In order to protect consumers from unfair practices, the proposed regulations would require health-contingent wellness programs to follow certain rules, including:
- Programs must be reasonably designed to promote health or prevent disease. To be considered reasonably designed to promote health or prevent disease, a program would have to offer a different, reasonable means of qualifying for the reward to any individual who does not meet the standard based on the measurement, test or screening. Programs must have a reasonable chance of improving health or preventing disease and not be overly burdensome for individuals.
- Programs must be reasonably designed to be available to all similarly situated individuals. Reasonable alternative means of qualifying for the reward would have to be offered to individuals whose medical conditions make it unreasonably difficult, or for whom it is medically inadvisable, to meet the specified health-related standard.
- Individuals must be given notice of the opportunity to qualify for the same reward through other means. These proposed rules provide new sample language intended to be simpler for individuals to understand and to increase the likelihood that those who qualify for a different means of obtaining a reward will contact the plan or issuer to request it.
Ensuring Flexibility for Employers
The proposed rules also implement changes in the Affordable Care Act that increase the maximum permissible reward under a health-contingent wellness program from 20 percent to 30 percent of the cost of health coverage, and that further increase the maximum reward to as much as 50 percent for programs designed to prevent or reduce tobacco use.
Evidence shows that workplace health programs have the potential to promote healthy behaviors; improve employees’ health knowledge and skills; help employees get necessary health screenings, immunizations, and follow-up care; and reduce workplace exposure to substances and hazards that can cause diseases and injury. The proposed rules would not specify the types of wellness programs employers can offer, and invite comments on additional standards for wellness programs to protect consumers.
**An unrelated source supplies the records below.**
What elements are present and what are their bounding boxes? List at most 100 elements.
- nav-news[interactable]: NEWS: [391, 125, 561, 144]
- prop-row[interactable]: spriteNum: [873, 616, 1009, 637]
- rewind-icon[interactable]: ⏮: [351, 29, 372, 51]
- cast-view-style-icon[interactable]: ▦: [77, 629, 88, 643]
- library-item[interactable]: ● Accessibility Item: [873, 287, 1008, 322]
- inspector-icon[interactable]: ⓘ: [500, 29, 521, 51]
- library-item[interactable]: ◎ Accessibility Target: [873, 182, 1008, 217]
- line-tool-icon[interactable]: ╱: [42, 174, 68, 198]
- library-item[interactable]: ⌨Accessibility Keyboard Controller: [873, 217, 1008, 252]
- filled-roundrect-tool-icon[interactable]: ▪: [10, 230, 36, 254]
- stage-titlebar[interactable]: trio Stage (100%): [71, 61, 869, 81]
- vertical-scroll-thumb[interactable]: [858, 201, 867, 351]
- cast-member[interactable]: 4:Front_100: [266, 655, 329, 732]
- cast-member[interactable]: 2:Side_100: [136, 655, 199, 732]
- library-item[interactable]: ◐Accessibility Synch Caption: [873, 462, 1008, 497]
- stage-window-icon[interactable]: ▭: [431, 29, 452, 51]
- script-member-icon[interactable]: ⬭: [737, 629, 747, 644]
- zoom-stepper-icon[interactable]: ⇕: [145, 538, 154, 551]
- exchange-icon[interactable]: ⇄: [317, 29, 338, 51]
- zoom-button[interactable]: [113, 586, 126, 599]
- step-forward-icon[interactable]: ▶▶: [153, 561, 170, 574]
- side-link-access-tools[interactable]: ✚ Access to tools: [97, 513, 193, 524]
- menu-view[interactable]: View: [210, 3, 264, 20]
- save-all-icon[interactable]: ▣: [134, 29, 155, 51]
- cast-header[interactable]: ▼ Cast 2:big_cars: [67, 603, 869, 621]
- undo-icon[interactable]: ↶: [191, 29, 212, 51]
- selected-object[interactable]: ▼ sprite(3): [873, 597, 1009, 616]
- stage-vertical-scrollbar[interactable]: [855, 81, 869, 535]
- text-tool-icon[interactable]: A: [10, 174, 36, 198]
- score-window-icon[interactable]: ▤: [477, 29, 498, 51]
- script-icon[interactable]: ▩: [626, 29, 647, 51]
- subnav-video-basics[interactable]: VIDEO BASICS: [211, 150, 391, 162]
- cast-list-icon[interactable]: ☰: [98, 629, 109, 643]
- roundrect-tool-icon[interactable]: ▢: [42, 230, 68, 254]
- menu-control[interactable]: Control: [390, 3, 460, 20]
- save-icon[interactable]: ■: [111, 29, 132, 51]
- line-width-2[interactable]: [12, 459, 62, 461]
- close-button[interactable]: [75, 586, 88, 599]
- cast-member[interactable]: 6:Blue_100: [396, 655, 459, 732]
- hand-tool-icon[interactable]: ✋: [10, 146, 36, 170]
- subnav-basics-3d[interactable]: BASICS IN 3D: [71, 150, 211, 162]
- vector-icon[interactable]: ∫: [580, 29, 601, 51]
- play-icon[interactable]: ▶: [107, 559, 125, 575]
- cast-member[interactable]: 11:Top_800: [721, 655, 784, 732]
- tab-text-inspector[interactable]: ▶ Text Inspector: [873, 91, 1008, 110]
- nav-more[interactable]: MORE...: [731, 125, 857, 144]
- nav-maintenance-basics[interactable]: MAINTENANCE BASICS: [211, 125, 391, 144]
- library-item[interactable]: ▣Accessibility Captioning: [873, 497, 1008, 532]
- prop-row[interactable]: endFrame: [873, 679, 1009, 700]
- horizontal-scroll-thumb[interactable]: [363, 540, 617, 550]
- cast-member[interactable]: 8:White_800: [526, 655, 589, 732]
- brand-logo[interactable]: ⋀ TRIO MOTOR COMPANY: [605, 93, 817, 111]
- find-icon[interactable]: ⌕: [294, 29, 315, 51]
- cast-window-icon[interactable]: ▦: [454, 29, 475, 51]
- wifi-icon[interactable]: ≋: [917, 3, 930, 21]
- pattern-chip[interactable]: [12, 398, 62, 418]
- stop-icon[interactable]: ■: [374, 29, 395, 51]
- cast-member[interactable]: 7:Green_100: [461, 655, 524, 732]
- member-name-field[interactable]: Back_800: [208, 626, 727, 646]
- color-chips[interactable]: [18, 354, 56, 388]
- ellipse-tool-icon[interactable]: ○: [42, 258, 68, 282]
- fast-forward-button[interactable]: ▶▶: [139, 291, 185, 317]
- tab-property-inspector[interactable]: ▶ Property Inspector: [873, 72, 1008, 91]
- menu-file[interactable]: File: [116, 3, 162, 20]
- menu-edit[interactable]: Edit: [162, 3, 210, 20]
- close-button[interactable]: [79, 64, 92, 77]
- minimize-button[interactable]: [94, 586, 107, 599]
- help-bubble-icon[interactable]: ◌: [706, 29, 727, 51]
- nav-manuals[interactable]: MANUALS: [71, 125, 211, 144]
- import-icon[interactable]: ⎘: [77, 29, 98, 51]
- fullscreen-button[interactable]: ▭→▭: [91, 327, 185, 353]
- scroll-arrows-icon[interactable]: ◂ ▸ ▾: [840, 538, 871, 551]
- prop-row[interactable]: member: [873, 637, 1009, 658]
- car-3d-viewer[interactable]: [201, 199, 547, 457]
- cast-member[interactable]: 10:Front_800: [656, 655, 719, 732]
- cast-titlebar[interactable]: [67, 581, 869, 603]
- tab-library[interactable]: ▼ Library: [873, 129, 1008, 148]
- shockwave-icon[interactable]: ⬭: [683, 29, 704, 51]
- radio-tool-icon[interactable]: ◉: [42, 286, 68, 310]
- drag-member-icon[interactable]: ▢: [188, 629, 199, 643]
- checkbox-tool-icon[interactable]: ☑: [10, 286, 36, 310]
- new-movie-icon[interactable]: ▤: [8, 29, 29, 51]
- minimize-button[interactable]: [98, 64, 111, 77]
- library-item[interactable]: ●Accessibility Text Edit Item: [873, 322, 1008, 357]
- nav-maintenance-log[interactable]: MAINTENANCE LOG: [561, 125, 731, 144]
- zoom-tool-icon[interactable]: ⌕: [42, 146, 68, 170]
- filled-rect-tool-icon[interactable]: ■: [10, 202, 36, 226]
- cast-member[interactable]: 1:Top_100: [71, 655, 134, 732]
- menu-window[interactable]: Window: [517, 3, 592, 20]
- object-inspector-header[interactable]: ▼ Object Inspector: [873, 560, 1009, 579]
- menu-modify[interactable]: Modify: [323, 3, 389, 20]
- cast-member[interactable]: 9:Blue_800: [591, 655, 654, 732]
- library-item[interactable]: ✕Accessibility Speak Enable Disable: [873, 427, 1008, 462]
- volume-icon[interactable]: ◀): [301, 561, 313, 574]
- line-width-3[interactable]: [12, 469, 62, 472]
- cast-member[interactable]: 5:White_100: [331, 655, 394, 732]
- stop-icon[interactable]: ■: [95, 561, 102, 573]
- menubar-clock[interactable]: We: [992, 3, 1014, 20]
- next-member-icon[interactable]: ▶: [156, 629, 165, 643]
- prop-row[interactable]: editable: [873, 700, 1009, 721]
Read the proposed rule on wellness programs:
Why The Health Insurance Rules are Important to the Health Exchanges
Many States were waiting for the rules to be released to make a decision on the insurance exchanges. Now that the rules are published states can make an educated decision on how the exchange will work for there state.
A Summary of the New Health Insurance Rules Under ObamaCare
The new rules are meant to educate Americans about ObamaCare and to ensure that the law is followed by insurance companies by laying out standards and consumer protections. We will continue to summarize these rules so we can all better understand how ObamaCare will affect us moving forward into 2014 and beyond.